The Transportation Safety Board says the second mate on a tug that ran aground off Vancouver Island missed a planned change of course because he fell asleep while he was alone on watch.
About 107,000 litres of diesel and more than 2,200 litres of lubricants, including gear and hydraulic oils, leaked into the Pacific Ocean after the Nathan E. Stewart ran aground in October 2016.
The second mate had been working a schedule that didn’t allow for sufficient rest while off duty, the board said Thursday.
The safety board is recommending that watchkeepers be trained to help identify and prevent the risks of fatigue, and that all vessel owners have fatigue-management plans tailored to individual operators.
It says fatigue has been identified as a “casual or contributory factor” in a number of marine accidents.
“There is a compelling need for vessel operators and watchkeepers to recognize and to address the factors that contribute to fatigue,” board chair Kathy Fox said in a statement.

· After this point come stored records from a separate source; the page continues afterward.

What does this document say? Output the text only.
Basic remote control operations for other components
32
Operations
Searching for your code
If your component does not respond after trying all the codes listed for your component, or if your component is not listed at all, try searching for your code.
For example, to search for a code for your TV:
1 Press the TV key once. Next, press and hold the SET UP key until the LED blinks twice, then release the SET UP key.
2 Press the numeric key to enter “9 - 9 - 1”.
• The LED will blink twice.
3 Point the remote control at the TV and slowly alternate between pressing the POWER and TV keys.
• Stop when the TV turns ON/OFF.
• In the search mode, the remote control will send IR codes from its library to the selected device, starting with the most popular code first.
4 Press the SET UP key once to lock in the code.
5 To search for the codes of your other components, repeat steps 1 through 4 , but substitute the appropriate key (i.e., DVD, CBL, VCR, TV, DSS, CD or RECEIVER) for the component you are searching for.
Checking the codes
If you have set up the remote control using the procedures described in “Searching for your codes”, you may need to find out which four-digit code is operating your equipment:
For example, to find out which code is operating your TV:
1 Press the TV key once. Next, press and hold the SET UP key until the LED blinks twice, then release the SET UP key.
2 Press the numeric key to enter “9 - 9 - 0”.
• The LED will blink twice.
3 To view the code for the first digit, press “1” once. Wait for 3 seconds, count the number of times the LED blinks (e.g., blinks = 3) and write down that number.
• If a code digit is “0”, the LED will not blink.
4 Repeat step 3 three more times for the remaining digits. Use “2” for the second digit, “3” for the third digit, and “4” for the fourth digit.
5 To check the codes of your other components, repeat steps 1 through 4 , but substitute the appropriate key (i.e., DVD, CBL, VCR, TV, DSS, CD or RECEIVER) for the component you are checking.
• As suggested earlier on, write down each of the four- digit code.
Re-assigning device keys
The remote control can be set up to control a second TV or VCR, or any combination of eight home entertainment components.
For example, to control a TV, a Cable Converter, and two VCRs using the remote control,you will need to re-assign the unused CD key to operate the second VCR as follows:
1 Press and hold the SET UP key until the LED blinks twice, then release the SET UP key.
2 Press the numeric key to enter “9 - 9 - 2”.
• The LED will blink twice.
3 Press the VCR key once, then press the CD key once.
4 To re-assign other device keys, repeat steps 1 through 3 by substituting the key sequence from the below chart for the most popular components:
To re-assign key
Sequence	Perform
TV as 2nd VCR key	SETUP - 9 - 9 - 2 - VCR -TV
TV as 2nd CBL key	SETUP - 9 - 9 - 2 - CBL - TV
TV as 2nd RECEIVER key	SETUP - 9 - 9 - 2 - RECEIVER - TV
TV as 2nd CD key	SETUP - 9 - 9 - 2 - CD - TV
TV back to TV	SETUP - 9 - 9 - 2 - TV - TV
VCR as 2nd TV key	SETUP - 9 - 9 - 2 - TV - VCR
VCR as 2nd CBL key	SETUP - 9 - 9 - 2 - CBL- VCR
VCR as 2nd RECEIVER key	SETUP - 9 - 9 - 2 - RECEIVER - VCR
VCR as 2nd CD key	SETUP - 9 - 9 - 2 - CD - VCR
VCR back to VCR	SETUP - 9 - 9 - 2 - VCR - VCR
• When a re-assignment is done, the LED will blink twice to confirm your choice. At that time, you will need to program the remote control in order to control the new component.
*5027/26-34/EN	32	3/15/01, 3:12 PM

The report also said spill response and recovery efforts were within prescribed time standards, but there was some confusion about who had authority over the operation.

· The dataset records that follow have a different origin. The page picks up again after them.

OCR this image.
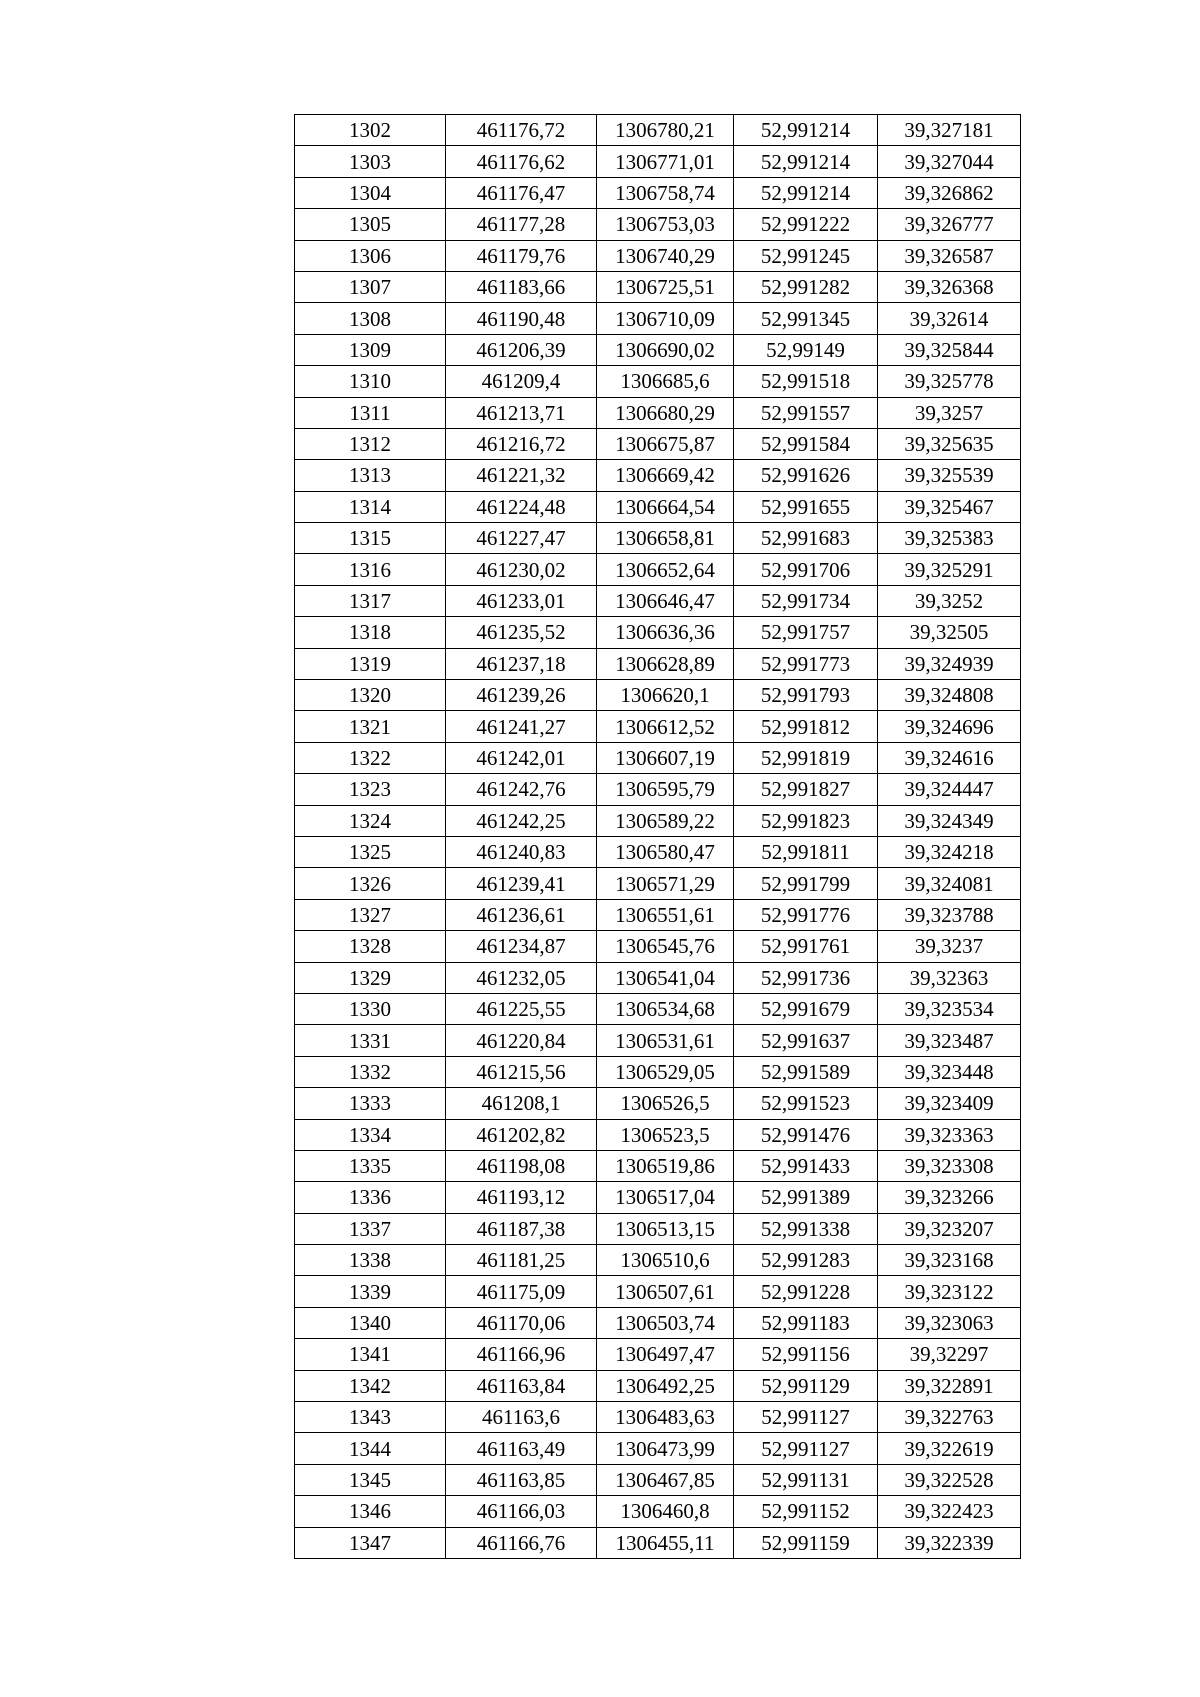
1302	461176,72	1306780,21	52,991214	39,327181
1303	461176,62	1306771,01	52,991214	39,327044
1304	461176,47	1306758,74	52,991214	39,326862
1305	461177,28	1306753,03	52,991222	39,326777
1306	461179,76	1306740,29	52,991245	39,326587
1307	461183,66	1306725,51	52,991282	39,326368
1308	461190,48	1306710,09	52,991345	39,32614
1309	461206,39	1306690,02	52,99149	39,325844
1310	461209,4	1306685,6	52,991518	39,325778
1311	461213,71	1306680,29	52,991557	39,3257
1312	461216,72	1306675,87	52,991584	39,325635
1313	461221,32	1306669,42	52,991626	39,325539
1314	461224,48	1306664,54	52,991655	39,325467
1315	461227,47	1306658,81	52,991683	39,325383
1316	461230,02	1306652,64	52,991706	39,325291
1317	461233,01	1306646,47	52,991734	39,3252
1318	461235,52	1306636,36	52,991757	39,32505
1319	461237,18	1306628,89	52,991773	39,324939
1320	461239,26	1306620,1	52,991793	39,324808
1321	461241,27	1306612,52	52,991812	39,324696
1322	461242,01	1306607,19	52,991819	39,324616
1323	461242,76	1306595,79	52,991827	39,324447
1324	461242,25	1306589,22	52,991823	39,324349
1325	461240,83	1306580,47	52,991811	39,324218
1326	461239,41	1306571,29	52,991799	39,324081
1327	461236,61	1306551,61	52,991776	39,323788
1328	461234,87	1306545,76	52,991761	39,3237
1329	461232,05	1306541,04	52,991736	39,32363
1330	461225,55	1306534,68	52,991679	39,323534
1331	461220,84	1306531,61	52,991637	39,323487
1332	461215,56	1306529,05	52,991589	39,323448
1333	461208,1	1306526,5	52,991523	39,323409
1334	461202,82	1306523,5	52,991476	39,323363
1335	461198,08	1306519,86	52,991433	39,323308
1336	461193,12	1306517,04	52,991389	39,323266
1337	461187,38	1306513,15	52,991338	39,323207
1338	461181,25	1306510,6	52,991283	39,323168
1339	461175,09	1306507,61	52,991228	39,323122
1340	461170,06	1306503,74	52,991183	39,323063
1341	461166,96	1306497,47	52,991156	39,32297
1342	461163,84	1306492,25	52,991129	39,322891
1343	461163,6	1306483,63	52,991127	39,322763
1344	461163,49	1306473,99	52,991127	39,322619
1345	461163,85	1306467,85	52,991131	39,322528
1346	461166,03	1306460,8	52,991152	39,322423
1347	461166,76	1306455,11	52,991159	39,322339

The 30-metre tug hit rocks and partially sank near Bella Bella while it was towing an empty barge.
Chief Marilyn Slett of the nearby Heiltsuk First Nation has said the fuel spill forced the closure of prime seafood harvesting and fishing areas and has had devastating social, cultural and economic impacts on her people.
The board said keeping watch alone on the bridge of the Nathan E. Stewart was contrary to Canadian regulations. It said the second mate had been alternating between six hours on duty and six hours of rest for more than two days.
“This schedule presents a number of challenges which have been well documented by various studies and experts internationally, notably the difficulty in obtaining sufficient restorative rest during the off-duty periods,” the board said in a news release.
The U.S. National Transportation Safety Board released a report in November saying the tug’s second mate told investigators he missed a change of course after falling asleep, which the board said was the probable cause of the vessel running aground.
The U.S. report said Houston-based Kirby Offshore Marine had ineffectively implemented safety management procedures, which contributed to the accident involving its tug.
It also said there was a lack of documentation on safety rounds and no evidence that safety management rules were implemented on board the Nathan E. Stewart.